Les attaques SSL/TLS

Article rédigé dans le cadre de la Hacker’s Challenge et sponsorisé par Radware

On en parle un peu moins que les autres, et pourtant, elles existent bel et bien. Il s’agit comme vous avez pu le deviner en lisant le merveilleux titre de cet article, des attaques TLS/SSL !
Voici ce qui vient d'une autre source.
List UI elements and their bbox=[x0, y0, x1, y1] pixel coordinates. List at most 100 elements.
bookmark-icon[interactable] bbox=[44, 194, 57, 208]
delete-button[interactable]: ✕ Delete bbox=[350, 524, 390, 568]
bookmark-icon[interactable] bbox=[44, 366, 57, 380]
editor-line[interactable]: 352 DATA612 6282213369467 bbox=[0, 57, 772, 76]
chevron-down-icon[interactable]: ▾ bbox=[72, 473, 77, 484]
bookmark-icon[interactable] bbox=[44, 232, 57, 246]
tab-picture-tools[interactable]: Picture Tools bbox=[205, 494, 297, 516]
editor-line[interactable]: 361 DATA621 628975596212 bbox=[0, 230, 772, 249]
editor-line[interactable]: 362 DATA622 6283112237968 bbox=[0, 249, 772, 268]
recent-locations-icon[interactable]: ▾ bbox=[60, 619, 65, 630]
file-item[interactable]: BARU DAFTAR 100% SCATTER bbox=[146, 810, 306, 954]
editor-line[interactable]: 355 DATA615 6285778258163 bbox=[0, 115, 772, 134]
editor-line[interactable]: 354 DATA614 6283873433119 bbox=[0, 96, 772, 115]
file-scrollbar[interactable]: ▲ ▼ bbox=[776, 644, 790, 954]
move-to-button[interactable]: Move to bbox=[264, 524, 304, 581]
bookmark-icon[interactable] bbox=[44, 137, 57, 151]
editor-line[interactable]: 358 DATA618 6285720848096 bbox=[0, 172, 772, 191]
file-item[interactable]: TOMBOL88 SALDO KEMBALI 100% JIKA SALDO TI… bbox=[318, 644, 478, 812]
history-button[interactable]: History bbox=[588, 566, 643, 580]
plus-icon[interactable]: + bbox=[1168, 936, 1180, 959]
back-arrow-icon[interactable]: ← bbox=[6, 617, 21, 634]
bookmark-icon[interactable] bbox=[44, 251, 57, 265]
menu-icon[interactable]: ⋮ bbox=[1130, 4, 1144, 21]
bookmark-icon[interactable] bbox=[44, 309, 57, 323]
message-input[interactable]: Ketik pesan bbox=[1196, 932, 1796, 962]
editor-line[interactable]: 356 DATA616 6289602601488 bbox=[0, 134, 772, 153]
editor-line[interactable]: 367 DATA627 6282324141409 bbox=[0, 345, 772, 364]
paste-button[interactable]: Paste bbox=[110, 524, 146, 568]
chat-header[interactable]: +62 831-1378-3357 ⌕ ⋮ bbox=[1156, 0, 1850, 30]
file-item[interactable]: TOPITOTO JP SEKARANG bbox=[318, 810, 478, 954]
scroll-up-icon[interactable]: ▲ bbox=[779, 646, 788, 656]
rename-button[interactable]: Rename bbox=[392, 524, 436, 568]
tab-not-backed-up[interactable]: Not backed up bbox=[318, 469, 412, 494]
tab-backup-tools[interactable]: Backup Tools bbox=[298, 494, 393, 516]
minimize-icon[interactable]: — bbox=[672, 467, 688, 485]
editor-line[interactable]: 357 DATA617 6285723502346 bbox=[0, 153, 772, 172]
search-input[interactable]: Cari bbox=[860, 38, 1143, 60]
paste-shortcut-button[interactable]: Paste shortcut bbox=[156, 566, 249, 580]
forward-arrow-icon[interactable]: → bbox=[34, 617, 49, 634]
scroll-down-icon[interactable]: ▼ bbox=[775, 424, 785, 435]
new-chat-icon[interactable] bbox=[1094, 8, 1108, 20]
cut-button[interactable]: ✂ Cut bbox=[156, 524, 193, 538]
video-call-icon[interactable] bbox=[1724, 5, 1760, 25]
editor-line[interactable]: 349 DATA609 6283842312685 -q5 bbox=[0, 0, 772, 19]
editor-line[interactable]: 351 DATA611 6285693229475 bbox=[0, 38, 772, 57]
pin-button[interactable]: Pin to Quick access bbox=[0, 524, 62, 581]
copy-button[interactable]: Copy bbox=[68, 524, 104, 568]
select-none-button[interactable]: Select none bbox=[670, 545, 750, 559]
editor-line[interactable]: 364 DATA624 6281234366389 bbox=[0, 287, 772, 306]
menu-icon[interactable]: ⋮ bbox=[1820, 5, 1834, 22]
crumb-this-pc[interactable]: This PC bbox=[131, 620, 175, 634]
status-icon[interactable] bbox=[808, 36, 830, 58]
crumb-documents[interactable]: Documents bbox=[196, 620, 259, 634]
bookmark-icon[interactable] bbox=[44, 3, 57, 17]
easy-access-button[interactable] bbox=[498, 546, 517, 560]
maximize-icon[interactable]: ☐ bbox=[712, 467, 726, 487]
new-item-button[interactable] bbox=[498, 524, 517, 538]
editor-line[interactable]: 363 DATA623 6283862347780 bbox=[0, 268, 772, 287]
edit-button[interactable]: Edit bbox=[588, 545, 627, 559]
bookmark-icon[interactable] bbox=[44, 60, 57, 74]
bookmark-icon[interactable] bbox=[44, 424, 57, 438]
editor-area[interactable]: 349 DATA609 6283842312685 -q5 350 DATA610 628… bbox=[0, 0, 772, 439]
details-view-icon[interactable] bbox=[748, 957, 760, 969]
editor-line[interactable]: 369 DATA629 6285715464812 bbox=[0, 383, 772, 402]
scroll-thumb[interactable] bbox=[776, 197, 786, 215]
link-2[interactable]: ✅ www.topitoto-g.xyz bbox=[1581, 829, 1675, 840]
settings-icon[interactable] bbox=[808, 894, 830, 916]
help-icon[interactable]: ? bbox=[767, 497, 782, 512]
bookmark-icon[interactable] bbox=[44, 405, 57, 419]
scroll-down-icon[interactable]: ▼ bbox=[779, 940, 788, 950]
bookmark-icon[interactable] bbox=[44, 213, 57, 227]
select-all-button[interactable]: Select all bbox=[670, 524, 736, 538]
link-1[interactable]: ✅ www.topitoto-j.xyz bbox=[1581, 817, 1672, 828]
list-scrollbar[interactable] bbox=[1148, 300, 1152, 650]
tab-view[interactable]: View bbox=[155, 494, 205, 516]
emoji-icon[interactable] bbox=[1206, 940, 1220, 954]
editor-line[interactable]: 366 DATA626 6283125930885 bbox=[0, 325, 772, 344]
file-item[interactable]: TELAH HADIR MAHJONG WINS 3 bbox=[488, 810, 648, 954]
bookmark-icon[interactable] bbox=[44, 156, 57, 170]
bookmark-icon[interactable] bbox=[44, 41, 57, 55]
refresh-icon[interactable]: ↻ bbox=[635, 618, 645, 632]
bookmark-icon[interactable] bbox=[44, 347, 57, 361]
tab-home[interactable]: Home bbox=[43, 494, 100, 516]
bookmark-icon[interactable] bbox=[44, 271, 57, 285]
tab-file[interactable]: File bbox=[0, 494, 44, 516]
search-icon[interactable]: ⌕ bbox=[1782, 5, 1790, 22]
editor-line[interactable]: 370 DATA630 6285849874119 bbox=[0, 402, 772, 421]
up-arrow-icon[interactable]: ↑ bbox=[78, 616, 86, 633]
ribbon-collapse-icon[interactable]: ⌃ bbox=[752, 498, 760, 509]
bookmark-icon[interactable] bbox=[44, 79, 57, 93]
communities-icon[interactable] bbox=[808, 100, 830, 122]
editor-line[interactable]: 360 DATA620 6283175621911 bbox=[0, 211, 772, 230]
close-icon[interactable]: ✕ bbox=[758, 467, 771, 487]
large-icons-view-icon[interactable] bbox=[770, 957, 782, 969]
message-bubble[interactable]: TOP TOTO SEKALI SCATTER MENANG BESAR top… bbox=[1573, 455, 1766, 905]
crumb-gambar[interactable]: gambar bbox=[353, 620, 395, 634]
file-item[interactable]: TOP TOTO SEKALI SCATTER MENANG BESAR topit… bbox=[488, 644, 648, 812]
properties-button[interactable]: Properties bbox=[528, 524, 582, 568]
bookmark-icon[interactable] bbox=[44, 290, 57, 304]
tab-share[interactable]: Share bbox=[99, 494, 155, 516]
Mais avant de rentrer dans le coeur du sujet, il faut bien garder à l’esprit que les protocoles TLS (Transport Layer Security) et SSL (Secure Socket Layer) sont d’abord là pour permettre un chiffrement de la connexion entre un client et un serveur. Donc par exemple (mais pas que) entre votre navigateur et le serveur qui héberge le site web que vous visitez. En chiffrant cette connexion, on s’assure ainsi qu’aucun tiers ne viendra lire ou modifier son contenu, ce qui est fort convenable surtout quand ces données sont vos mots de passe, vos numéros de carte de crédit, vos emails ou un simple cookie d’authentification.

Fonctionnant sur un principe de clé publique, SSL/TLS permet au client de s’assurer que le serveur est bien celui qu’il prêtant être et vice versa.  Lorsque la connexion sécurisée est établie, le serveur envoie son certificat SSL au client qui vérifie auprès d’une Autorité de Certification (les fameux CA) que ce certificat est bien valide.

En marge de tout cela, il y a aussi le PFS (Perfect Forward Secrecy) qui garantie que les clés de sessions utilisées dans une communication chiffrée ne sont pas compromises, même si la clé privée du serveur a été éventée. Alors comment ça fonctionne ? Et bien pour chaque session initiée par le client, une clé unique et éphémère est générée. Cette clé sera utilisée uniquement dans le cadre de cette session et ne pourra donc pas, en cas d’interception, être utilisée pour les sessions suivantes.

Évidemment, SSL/TLS est un protocole qu’on connait bien, car on le retrouve sous la forme d’un petit cadenas dans nos navigateurs, mais il est aussi utilisé par d’autres services que HTTP, comme le FTP, la VoIP, le VPN, le SMTP…etc.

Toutefois, malgré ces mesures de sécurité, SSL subit aussi son lot d’attaques, aussi bien du côté serveur que du côté client. Je vais donc vous en présenter quelques-unes ainsi que les solutions pour les éviter.

POODLE (CVE-2014-3566)

Alors celle là, vous en avez peut-être entendu parler via mon site, car j’avais fait plusieurs articles à ce sujet fin 2014. POODLE (caniche en anglais) pour « Padding Oracle On Downgraded Legacy Encryption » tire avantage du fait que SSL 3.0 est encore supporté sur de nombreuses machines, pour dégrader l’ensemble des connexions chiffrées vers la version la moins sécurisée. Ainsi, il est possible de déchiffrer simplement les cookies sécurisés envoyés au travers d’une connexion SSL.